MANILA — The Philippines should "carefully" monitor the situation in North Korea, Sen. Panfilo Lacson said Sunday after recent missile tests by the reclusive Asian nation.
In a statement, Lacson, who chairs the Senate Committee on National Defense and Security, said the government should keep an eye on the situation as Pyongyang may get into conflict with neighbors South Korea and Japan, where many Filipinos live and work.
"This is very close to us and quite unpredictable," said Lacson, a presidential candidate in the May 9 elections.
"I hope that it does not come to [a conflict] and that diplomacy will prevail. However, the reality is that the situation requires vigilance and preparedness on our part," he added.
An unnamed senior US official has said two of Pyongyang's recent missile tests were of a new intercontinental ballistic missile system.
The official described the tests as a "serious escalation" by North Korea that will be met with sanctions.
Last week, North Korea's state-run media reported the country's latest launch was to develop a reconnaissance satellite.
Pyongyang has fired projectiles nine times this 2022 but did not test weapons during the 17-day Beijing Winter Olympics in consideration of China, its close economic and security ally.
In a separate statement, Lacson also joined widespread calls to suspend the excise tax on fuel products as oil prices are set to rise in the coming week.
He said the tax should be suspended "until such time that the international price of oil stabilizes to a manageable level."

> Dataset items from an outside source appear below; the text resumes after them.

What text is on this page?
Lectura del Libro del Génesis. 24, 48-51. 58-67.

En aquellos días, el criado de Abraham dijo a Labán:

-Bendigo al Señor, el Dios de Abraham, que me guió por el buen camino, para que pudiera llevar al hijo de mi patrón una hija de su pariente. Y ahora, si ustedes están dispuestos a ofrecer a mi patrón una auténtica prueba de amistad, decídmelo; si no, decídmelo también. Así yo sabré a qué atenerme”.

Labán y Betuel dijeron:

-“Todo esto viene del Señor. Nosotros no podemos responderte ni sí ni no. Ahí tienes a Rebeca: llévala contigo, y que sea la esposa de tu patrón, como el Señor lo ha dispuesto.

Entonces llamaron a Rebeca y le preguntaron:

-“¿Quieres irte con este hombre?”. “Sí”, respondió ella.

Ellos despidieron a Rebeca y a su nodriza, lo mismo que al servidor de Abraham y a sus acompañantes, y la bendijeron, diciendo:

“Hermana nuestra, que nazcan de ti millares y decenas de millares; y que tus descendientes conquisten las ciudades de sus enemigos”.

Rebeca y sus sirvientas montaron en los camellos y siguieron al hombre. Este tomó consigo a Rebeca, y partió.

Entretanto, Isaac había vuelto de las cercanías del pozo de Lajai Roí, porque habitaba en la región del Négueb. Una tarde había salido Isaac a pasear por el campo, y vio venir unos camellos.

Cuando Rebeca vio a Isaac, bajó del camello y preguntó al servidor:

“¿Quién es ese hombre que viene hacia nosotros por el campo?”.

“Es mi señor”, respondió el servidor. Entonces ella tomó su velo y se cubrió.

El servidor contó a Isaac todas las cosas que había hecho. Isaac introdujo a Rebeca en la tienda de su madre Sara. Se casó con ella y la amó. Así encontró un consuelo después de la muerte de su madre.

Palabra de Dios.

"The upward trajectory of fuel prices is expected to continue and the government must do something now to mitigate the impact of international oil prices on motorists, the public transport sector, fisherfolk and farmers who will bear the brunt of this burden," he said.
Pump prices are set to increase at an estimated P11.80 to 12 on Tuesday due to the continued war between Russia and Ukraine that has caused a spike in international oil prices.
The government is set to provide "fuel card" subsidies to public transport drivers, delivery riders and workers in the agriculture sector to help them cope with rising oil prices.